During 2009 and 2010 photographer Brent Stirton spent a month in total documenting life in Timbuktu, Mali for National Geographic magazine.
“This is a modern essay on a legendary city, historically one of the wealthiest in Africa
and for centuries strictly forbidden to non-Muslims. Strategically
situated at the northern apex of the Niger River and the southern shore
of the Sahara Desert, for hundreds of years Timbuktu dominated the trade
for gold, ivory, and slaves from the African interior as well as
spices, cloth, and books brought by caravan from the Mediterranean
coast. It was a city of considerable scholarly endeavor. In the tenth
century Timbuktu contained one of the greatest universities in the
world. It was home to hundreds of learned tutors, who maintained
extensive libraries of manuscripts concerning history, science,
religion, literature and the study of the Koran. . As its wealth grew,
the city erected grand mosques, attracting scholars who, in turn, formed
academies and imported books from throughout the Islamic world. As a
result, fragments of the Arabian Nights, Moorish love poetry, and
Koranic commentaries from Mecca mingled with narratives of court
intrigues and military adventures of mighty African kingdoms.

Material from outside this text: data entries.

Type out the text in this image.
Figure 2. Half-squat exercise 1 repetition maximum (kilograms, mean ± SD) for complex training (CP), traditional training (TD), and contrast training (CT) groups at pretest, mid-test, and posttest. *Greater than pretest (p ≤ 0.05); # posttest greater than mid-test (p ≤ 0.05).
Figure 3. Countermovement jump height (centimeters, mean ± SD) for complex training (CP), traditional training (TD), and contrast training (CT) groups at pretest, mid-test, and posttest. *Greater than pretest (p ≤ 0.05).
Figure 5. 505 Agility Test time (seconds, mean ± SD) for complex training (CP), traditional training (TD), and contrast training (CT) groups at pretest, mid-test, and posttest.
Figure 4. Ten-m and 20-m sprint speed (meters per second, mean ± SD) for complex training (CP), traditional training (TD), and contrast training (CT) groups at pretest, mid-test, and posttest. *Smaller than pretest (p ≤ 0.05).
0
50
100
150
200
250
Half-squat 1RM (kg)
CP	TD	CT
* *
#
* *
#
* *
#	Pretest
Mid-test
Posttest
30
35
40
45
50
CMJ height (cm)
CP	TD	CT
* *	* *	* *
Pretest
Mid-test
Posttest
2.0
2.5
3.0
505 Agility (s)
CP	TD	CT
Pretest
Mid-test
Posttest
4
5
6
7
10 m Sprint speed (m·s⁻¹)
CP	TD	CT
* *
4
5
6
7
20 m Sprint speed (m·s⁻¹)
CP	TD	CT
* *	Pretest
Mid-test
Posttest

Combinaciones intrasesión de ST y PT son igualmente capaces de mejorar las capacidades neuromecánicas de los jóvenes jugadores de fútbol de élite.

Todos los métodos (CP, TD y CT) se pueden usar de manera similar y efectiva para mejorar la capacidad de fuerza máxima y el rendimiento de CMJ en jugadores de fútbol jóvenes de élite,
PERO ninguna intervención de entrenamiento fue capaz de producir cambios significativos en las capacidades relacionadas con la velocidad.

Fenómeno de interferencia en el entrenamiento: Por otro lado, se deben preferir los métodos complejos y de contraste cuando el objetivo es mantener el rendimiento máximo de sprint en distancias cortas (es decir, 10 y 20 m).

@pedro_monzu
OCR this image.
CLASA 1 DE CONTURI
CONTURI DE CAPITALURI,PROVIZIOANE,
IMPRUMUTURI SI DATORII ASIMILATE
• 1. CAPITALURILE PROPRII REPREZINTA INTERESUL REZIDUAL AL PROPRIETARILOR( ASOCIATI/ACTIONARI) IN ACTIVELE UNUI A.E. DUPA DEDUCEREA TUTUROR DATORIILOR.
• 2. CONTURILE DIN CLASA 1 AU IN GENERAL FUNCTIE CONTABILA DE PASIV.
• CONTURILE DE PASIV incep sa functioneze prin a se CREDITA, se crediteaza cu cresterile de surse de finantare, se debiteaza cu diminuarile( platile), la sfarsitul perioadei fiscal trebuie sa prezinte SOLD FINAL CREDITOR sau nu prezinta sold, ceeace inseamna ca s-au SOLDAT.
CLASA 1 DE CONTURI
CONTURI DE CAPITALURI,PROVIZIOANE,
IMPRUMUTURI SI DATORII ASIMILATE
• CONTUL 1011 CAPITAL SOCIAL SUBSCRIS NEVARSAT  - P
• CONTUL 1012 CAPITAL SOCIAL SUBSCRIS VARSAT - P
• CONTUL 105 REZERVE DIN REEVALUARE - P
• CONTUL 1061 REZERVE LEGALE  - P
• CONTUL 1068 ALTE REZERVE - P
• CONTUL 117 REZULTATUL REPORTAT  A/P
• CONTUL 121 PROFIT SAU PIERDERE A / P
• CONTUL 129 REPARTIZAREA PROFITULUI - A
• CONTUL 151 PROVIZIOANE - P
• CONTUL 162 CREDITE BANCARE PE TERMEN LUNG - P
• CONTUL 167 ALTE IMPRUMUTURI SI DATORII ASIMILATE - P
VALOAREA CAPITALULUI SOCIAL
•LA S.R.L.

Today’s Timbuktu is a very different place, a dusty footnote in northern Mali,
the last major settlement on the edge of a vast Saharan wasteland. But
amid claybrick buildings, Timbuktu scholars are once
again piecing together the African
history that once filled vast libraries in the city’s heyday. There is
also a darker side to modern city, drug
cartels, which smuggle cocaine through the desert to the Mediterranean
coast and on to Europe.
According to Interpol, some $2.2 billion worth of cocaine is funneled
annually through the region. At the center of this tumult are the
Tuareg, the turbaned nomads who have inhabited this part of the Sahara
for centuries. For much of the last three years, Tuareg groups in Mali
and Niger waged violent rebellions against their respective governments,
seeking a greater voice in how their lands and resources are
administered. Though a peace deal was brokered earlier this year, the
conflict has left much of the region impoverished and awash in weapons
and unemployed former fighters. Observers in the region worry that many
of these young men could fall under the sway of AQIM and the cartels.”